Quelques erreurs reviennent régulièrement et coûtent cher. La première est de choisir un statut sans avoir estimé son chiffre d’affaires, alors que c’est lui qui détermine l’essentiel. La deuxième est de négliger la protection sociale, jusqu’au jour où un arrêt de travail rappelle son importance. La troisième est de sous-estimer la TVA et ses seuils, et de devoir la facturer du jour au lendemain sans l’avoir anticipée. La quatrième, très fréquente, est de confondre chiffre d’affaires et revenu : en micro, les cotisations et l’impôt se calculent sur le chiffre d’affaires, pas sur ce qui reste réellement. La cinquième est de se lancer seul, sans accompagnement, sur un projet d’ampleur. La dernière est de rester en micro-entreprise par inertie alors que l’activité a changé d’échelle et qu’un autre statut serait devenu plus avantageux.

À retenir

Retenons l’essentiel. « Freelance » désigne une façon de travailler, pas un statut ; le statut, lui, se choisit selon le chiffre d’affaires attendu, la protection sociale souhaitée, la fiscalité et le patrimoine à protéger.
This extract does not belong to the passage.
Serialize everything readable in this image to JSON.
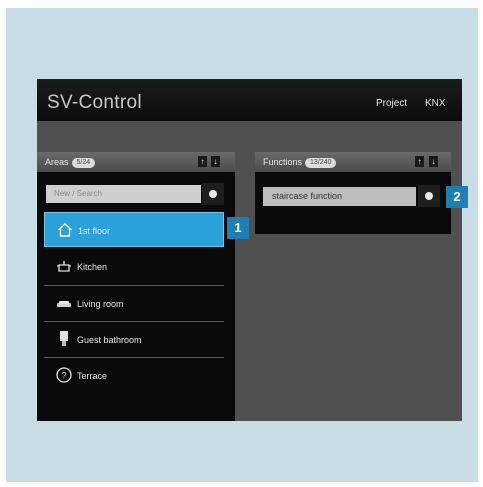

La micro-entreprise est idéale pour démarrer ou tester, l’entreprise individuelle au réel pour déduire ses charges sans plafond, la société (EURL ou SASU) pour structurer et grandir, et le portage salarial pour conjuguer indépendance et sécurité du salariat. Aucun de ces choix n’est définitif, et tous gagnent à être validés par un professionnel.
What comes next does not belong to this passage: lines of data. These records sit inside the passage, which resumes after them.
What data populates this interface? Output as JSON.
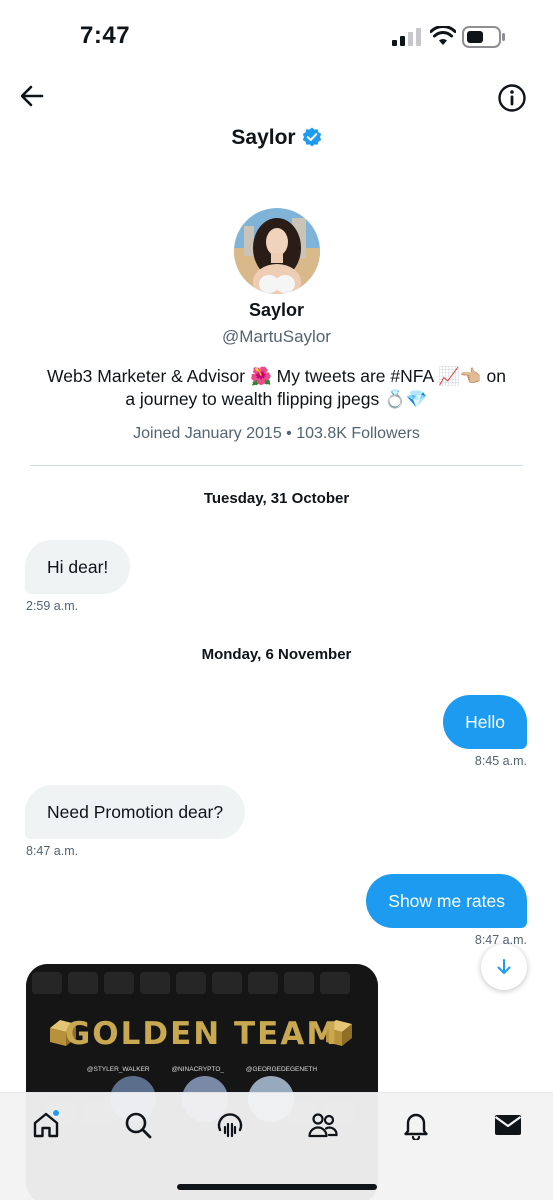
{
  "status_bar": {
    "time": "7:47"
  },
  "header": {
    "title": "Saylor"
  },
  "profile": {
    "name": "Saylor",
    "handle": "@MartuSaylor",
    "bio_line1": "Web3 Marketer & Advisor 🌺 My tweets are #NFA 📈👈🏼 on",
    "bio_line2": "a journey to wealth flipping jpegs 💍💎",
    "meta": "Joined January 2015 • 103.8K Followers"
  },
  "conversation": {
    "dates": [
      "Tuesday, 31 October",
      "Monday, 6 November"
    ],
    "messages": [
      {
        "direction": "in",
        "text": "Hi dear!",
        "time": "2:59 a.m."
      },
      {
        "direction": "out",
        "text": "Hello",
        "time": "8:45 a.m."
      },
      {
        "direction": "in",
        "text": "Need Promotion dear?",
        "time": "8:47 a.m."
      },
      {
        "direction": "out",
        "text": "Show me rates",
        "time": "8:47 a.m."
      }
    ]
  },
  "media_card": {
    "title": "GOLDEN TEAM",
    "handles": [
      "@STYLER_WALKER",
      "@NINACRYPTO_",
      "@GEORGEDEGENETH"
    ]
  },
  "tab_bar": {
    "tabs": [
      "home-icon",
      "search-icon",
      "spaces-icon",
      "communities-icon",
      "notifications-icon",
      "messages-icon"
    ],
    "home_has_notification": true
  },
  "colors": {
    "accent": "#1d9bf0",
    "incoming_bubble": "#eff3f4",
    "secondary_text": "#536471",
    "gold": "#c8a850"
  }
}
Quel statut pour se lancer en freelance facilement ?

Dans la plupart des cas, la micro-entreprise est la porte d’entrée la plus simple : création rapide, comptabilité allégée, cotisations proportionnelles au chiffre d’affaires. Elle convient bien à un lancement ou à un complément de revenu, tant que l’on reste sous les plafonds et que les charges réelles sont faibles.
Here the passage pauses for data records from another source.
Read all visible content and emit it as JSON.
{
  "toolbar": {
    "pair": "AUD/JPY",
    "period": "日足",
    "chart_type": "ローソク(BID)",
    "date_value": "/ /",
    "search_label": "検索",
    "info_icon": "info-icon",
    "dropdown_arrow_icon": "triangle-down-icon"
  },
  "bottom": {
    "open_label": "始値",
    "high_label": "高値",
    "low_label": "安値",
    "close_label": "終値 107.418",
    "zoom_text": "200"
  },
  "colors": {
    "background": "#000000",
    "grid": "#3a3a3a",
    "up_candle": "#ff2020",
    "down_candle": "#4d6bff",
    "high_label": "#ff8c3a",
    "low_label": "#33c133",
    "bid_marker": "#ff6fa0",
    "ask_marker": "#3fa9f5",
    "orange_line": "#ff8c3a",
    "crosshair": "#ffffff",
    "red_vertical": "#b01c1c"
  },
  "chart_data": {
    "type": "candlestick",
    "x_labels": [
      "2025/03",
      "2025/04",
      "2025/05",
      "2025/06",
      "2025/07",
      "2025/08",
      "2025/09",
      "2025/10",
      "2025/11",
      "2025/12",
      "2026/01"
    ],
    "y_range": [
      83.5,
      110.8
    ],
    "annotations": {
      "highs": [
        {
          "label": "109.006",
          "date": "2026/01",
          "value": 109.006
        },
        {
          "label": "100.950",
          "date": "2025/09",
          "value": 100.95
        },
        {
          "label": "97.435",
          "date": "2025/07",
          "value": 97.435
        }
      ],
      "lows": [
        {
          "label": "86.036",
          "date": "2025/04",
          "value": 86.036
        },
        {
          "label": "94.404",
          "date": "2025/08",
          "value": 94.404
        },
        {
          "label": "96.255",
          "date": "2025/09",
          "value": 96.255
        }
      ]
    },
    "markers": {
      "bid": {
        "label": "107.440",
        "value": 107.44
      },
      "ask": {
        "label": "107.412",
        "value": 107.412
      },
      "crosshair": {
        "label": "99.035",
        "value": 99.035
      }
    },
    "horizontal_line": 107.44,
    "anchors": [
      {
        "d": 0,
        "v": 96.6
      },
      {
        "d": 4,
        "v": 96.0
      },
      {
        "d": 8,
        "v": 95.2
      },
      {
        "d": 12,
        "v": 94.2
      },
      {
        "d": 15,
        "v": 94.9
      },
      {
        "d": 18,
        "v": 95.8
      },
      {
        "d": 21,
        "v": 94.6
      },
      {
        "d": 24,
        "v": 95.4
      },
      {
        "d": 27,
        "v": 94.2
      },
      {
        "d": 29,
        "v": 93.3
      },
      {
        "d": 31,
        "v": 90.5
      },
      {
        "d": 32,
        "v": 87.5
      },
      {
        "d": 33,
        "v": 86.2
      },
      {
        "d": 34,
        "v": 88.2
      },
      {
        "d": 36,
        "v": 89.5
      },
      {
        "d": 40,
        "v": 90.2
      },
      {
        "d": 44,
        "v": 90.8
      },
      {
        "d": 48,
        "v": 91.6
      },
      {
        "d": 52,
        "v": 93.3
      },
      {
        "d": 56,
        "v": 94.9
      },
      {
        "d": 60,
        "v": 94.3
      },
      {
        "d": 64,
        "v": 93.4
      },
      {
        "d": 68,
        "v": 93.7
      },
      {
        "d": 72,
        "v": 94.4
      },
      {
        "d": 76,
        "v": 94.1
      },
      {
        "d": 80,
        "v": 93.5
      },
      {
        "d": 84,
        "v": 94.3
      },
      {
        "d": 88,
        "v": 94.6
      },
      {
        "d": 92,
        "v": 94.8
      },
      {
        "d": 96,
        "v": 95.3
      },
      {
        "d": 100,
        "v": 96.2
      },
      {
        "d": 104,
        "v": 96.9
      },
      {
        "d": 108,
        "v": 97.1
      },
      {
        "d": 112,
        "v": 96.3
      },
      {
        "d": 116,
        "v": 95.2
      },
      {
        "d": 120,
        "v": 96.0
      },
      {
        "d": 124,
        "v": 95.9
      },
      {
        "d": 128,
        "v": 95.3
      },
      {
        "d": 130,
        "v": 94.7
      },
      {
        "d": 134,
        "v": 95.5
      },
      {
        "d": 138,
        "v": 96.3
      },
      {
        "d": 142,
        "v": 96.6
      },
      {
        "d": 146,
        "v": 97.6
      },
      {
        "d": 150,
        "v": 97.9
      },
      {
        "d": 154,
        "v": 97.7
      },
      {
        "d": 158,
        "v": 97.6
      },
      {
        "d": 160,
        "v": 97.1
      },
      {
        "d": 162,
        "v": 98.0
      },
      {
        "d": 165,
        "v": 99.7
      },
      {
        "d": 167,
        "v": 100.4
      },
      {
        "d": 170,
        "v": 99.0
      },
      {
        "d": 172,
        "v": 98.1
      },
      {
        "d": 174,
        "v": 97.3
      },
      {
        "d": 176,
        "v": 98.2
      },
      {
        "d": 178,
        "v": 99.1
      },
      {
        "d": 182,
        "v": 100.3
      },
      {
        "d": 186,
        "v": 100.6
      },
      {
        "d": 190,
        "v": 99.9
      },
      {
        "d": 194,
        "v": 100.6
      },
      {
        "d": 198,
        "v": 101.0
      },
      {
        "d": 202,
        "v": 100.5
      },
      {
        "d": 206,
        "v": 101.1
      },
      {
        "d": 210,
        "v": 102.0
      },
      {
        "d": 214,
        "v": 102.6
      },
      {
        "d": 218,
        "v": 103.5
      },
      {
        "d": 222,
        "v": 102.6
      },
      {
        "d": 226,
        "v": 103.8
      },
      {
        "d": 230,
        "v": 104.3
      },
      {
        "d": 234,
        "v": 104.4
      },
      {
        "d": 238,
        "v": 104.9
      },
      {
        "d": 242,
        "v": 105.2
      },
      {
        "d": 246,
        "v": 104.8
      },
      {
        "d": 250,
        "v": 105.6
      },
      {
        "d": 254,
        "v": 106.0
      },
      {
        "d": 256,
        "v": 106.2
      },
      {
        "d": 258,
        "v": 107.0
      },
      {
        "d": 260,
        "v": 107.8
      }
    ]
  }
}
Micro-entreprise ou société : comment trancher ?

Le départage se fait surtout sur le chiffre d’affaires prévu, le niveau de charges réelles, la protection sociale souhaitée et la volonté de protéger son patrimoine. Peu de frais et un CA modéré plaident pour la micro ; des charges importantes, un CA élevé ou un besoin de structure orientent vers la société. Un chiffrage par un expert-comptable aide à décider.

Quelle est la meilleure protection sociale pour un freelance ?

La SASU, dont le président est assimilé salarié, offre la couverture la plus proche de celle d’un salarié, hors assurance chômage — mais avec des cotisations plus élevées. Le portage salarial donne, lui, un vrai statut de salarié, chômage compris. Les régimes de travailleur non salarié (micro, EI, EURL) sont moins coûteux mais moins protecteurs.

Le portage salarial est-il un statut d’indépendant ?

Juridiquement, le porté est salarié de la société de portage, pas indépendant au sens strict. Mais il exerce dans les faits comme un freelance : il trouve ses clients et mène ses missions librement, tout en bénéficiant de la protection sociale du salariat, en échange de frais de gestion.

Peut-on changer de statut en cours de route ?

Oui, et c’est fréquent. Beaucoup d’indépendants commencent en micro-entreprise pour tester leur activité, puis basculent vers une EURL ou une SASU lorsque le chiffre d’affaires augmente, que les charges grimpent ou que la protection sociale devient prioritaire. Le statut s’adapte à l’évolution de l’activité.

Le bon statut n’est pas le plus prestigieux, mais celui qui colle à votre activité d’aujourd’hui — quitte à en changer demain, quand elle aura grandi.